Cost of Living Adjustments and Military Pensions
Earlier this year the Appellate Court of Maryland (formerly the Court of Special Appeals of Maryland) heard the case Martinez v. Lopez, No. 835-2021 (April 7, 2023). The issues addressed pertained entirely to an award to the Wife of the Husband’s military pension benefits. While some of the holdings are reiterations from other cases, others are new and help clarify how to treat these pensions.
The 10/10 Rule is only a limitation for the former spouse to receive benefits directly from DFAS. What is the 10/10 rule? The parties must be married for 10 years, during which the member serves 10 years in the military, qualifying for retirement credit.
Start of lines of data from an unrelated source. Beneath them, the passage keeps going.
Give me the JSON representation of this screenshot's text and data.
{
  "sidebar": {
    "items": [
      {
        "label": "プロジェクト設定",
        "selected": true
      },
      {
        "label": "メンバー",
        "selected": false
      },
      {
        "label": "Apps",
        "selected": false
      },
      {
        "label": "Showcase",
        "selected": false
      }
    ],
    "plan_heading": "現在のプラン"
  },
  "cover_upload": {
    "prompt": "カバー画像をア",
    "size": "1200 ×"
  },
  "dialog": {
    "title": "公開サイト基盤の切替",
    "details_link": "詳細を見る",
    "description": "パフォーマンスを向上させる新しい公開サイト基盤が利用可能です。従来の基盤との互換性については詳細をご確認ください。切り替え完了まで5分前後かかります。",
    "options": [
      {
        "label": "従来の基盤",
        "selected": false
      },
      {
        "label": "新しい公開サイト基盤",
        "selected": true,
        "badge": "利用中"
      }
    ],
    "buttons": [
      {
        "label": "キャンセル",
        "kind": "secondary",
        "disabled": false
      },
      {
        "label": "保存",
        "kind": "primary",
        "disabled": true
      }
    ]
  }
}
In this case, the parties were married for a little over 5 years, so this requirement has not been met. It is important to remember that this limit does not impact state law and the divisibility of marital property. It only prohibits the former spouse from receiving the benefits directly from DFAS – meaning that the member must pay the former spouse directly each month for the spouse to receive the benefit.
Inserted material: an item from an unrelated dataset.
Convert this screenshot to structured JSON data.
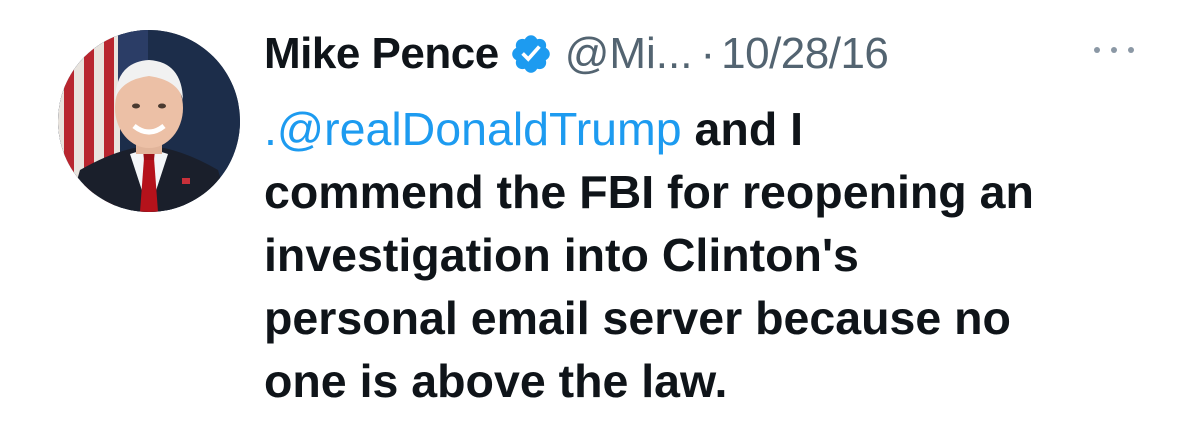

An award of a Survivor Benefit to the former spouse is entirely within the Court’s discretion in Maryland. Check your state’s laws to see if the survivor benefit is treated as a part of the pension or as a separate asset. If your state treats it as a separate asset, be sure to discuss it separately in any agreement and request it separately in any pleading.
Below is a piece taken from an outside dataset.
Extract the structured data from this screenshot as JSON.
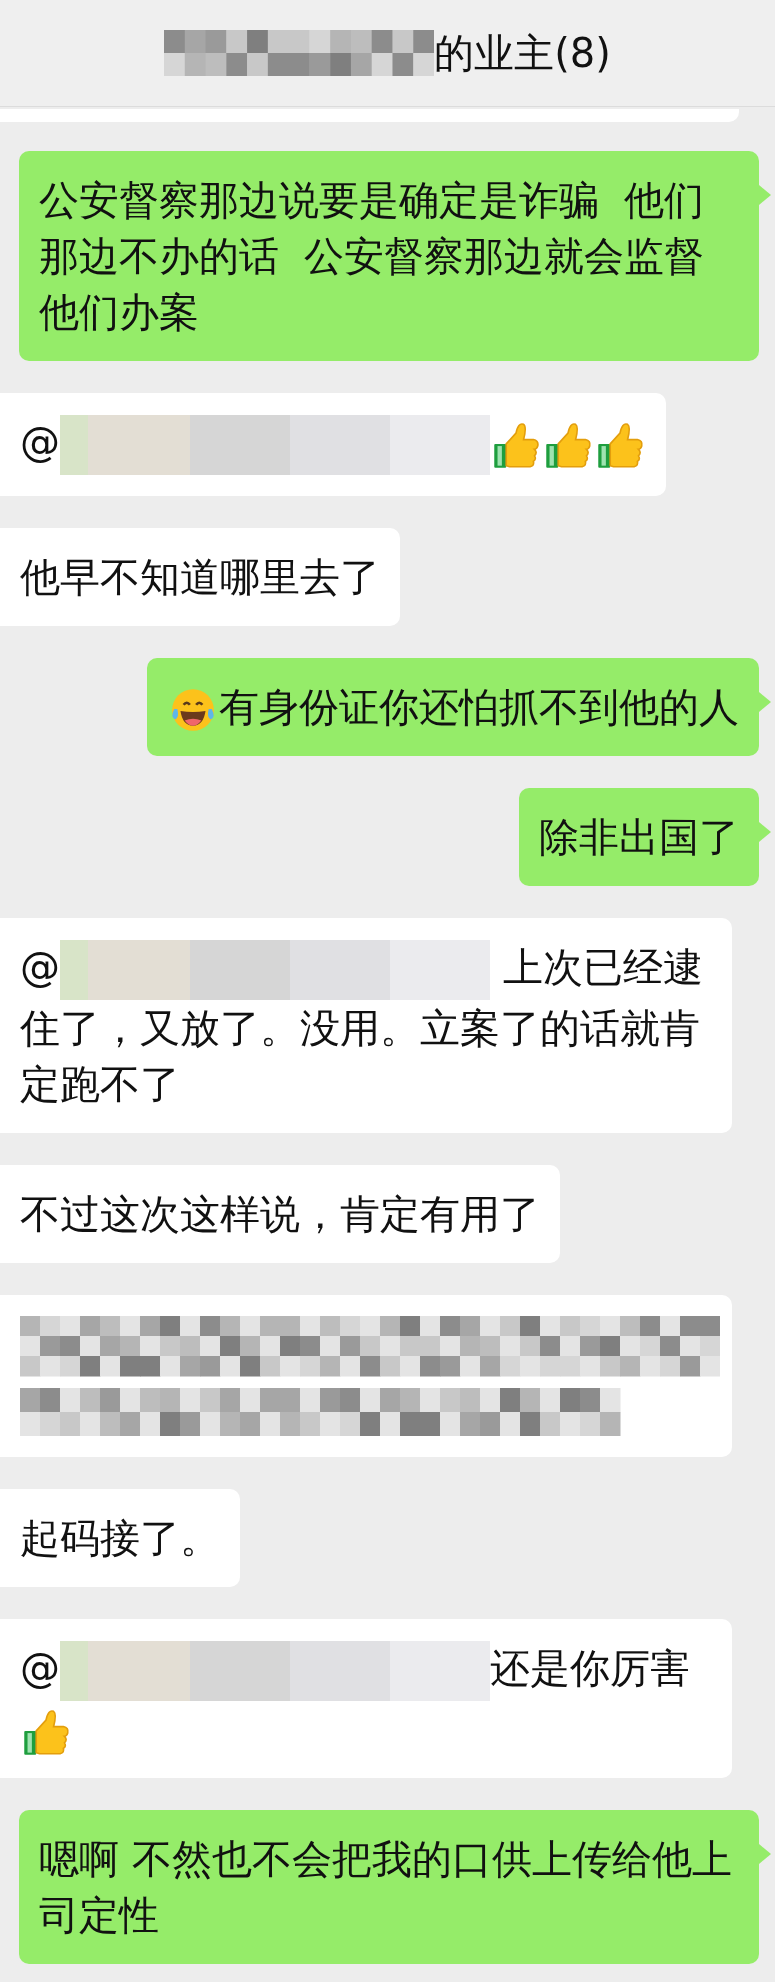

The adjustment of a direct payment of retirement benefits for tax purposes is within the court’s discretion. When the member receives their military pension payment, it is taxable income to the member. A payment after that made directly to the former spouse from the member would necessarily be made post-tax. A party can request that the direct payment amount be adjusted since the member is paying the income tax for the former spouse in this scenario. However, this case confirms that such an adjustment is at the discretion of the court to award.
Cost-of-Living Adjustments are automatically applied in payments to a former spouse when the payment comes from DFAS. It is not necessarily the case in direct payments. The Court discusses a Department of Defense Financial Management Regulation that states in a case where the National Defense Authorization Act for Fiscal year 2017 is applicable (i.e.: divorce of most military members occurring after December 23, 2016), COLAs will be applied to the benefit paid to the former spouse, regardless of what is stated in the court order. However, if benefits are being paid directly from the service member to the former spouse, the court has discretion whether to award COLAs on such payment amount and, if so, how they would be measured. In Maryland, the person seeking the marital property is burdened to evidence its value. According to Martinez v. Lopez, such analysis is important when seeking COLAs on a direct payment of these pension benefits.
Additionally, the court was asked whether it is within the trial court’s discretion to make one party solely responsible for the costs to prepare a domestic relations order to divide the retirement asset. It was determined the issue in this matter was moot, so it was not addressed. However, this author hopes there will be an answer one day.